Catecholamines, such as epinephrine, are elaborated in stress responses, and mediate vasoconstriction to cause elevation in systemic vascular resistance and blood pressure. Our previous study has shown that IL-1 can induce mast cells to produce proinflammatory cytokines which are involved in atherogenesis. The aim of this study was to determine the effects of epinephrine on IL-1-induced proatherogenic cytokine production from mast cells.

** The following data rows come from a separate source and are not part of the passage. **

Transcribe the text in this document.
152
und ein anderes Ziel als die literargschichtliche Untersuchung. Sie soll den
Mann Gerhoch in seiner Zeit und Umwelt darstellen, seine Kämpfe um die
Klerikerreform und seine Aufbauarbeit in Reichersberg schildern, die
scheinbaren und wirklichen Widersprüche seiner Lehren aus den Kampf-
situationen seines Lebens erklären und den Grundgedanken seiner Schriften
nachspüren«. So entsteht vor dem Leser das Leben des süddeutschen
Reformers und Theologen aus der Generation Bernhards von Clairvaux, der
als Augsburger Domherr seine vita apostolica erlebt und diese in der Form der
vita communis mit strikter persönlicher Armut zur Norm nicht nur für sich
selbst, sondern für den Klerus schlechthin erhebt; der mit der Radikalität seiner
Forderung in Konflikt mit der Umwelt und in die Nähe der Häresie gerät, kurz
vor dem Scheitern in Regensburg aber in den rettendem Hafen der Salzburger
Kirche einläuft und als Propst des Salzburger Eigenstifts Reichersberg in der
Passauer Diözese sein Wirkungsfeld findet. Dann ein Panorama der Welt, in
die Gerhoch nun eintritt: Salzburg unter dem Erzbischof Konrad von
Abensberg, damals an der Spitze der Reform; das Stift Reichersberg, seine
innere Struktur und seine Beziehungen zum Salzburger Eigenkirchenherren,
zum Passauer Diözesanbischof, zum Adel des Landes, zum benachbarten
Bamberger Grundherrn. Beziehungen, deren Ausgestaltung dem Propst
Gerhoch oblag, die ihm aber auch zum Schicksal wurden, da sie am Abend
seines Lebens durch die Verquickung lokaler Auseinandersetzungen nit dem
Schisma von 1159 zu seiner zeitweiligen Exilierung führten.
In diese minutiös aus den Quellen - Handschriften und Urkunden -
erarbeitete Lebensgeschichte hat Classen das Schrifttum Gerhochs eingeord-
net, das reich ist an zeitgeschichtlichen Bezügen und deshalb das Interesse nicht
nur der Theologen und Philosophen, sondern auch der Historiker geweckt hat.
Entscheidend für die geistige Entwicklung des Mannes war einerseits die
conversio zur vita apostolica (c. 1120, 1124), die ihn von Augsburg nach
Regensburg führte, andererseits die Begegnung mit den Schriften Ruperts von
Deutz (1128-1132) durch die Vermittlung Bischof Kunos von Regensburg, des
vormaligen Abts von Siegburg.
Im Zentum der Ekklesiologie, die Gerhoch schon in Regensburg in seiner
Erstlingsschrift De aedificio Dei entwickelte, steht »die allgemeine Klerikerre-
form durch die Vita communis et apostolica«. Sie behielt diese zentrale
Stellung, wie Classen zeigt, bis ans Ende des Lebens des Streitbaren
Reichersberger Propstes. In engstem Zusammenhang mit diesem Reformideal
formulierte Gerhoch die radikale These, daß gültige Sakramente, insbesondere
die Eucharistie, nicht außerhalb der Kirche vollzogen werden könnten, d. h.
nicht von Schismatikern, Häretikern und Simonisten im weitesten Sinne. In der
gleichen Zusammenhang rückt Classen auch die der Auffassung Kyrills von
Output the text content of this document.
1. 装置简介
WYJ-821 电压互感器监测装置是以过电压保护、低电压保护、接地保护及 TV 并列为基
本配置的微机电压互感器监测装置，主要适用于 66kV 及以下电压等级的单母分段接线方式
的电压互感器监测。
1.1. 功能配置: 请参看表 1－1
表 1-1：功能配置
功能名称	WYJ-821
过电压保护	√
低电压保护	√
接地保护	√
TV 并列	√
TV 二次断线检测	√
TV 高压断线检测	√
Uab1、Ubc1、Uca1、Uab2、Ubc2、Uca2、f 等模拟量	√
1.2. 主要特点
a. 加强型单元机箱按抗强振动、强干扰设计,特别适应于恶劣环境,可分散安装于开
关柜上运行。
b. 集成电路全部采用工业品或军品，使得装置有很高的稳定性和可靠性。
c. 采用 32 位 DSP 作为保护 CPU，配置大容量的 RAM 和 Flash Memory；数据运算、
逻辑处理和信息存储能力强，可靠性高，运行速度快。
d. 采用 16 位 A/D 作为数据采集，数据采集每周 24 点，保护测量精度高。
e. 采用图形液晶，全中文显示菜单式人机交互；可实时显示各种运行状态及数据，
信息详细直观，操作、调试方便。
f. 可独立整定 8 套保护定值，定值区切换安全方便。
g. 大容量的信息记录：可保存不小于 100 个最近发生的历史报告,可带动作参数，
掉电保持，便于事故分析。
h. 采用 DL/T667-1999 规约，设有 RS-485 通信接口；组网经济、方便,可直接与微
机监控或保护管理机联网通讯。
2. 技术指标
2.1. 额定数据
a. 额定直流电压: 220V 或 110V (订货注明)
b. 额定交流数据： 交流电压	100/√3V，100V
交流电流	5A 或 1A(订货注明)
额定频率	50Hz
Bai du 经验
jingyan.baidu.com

Two ml of HMC-1 (0.75 × 10 6 cells/ml) were cultured with epinephrine (1 × 10 -5 M) in the presence or absence of IL-1β (10 ng/ml) for 24 hrs. HMC-1 cultured alone produced none to trace amounts of IL-6, IL-8, and IL-13. IL-1β significantly induced production of these cytokines in HMC-1, while epinephrine alone did not. However, IL-6, IL-8, and IL-13 production induced by IL-1β were significantly enhanced by addition of epinephrine. The enhancing effect appears to involve NF-κB and p38 MAPK pathways. Flow cytometry showed the presence of β 1 and β 2 adrenoreceptors on resting mast cells. The enhancing effect of proatherogenic cytokine production by epinephrine was down regulated by the β 1 and β 2 adrenoceptor antagonist, propranolol, but not by the β 1 adrenoceptor antagonist, atenolol, suggesting the effect involved β 2 adrenoceptors. The enhancing effect of epinephrine on proatherogenic cytokine production was also down regulated by the immunosuppressive drug, dexamethasone.
These results not only confirm that an acute phase cytokine, IL-1β, regulates mast cell function, but also show that epinephrine up regulates the IL-1β induction of proatherogenic cytokines in mast cells. These data provide a novel role for epinephrine, a stress hormone, in inflammation and atherogenesis.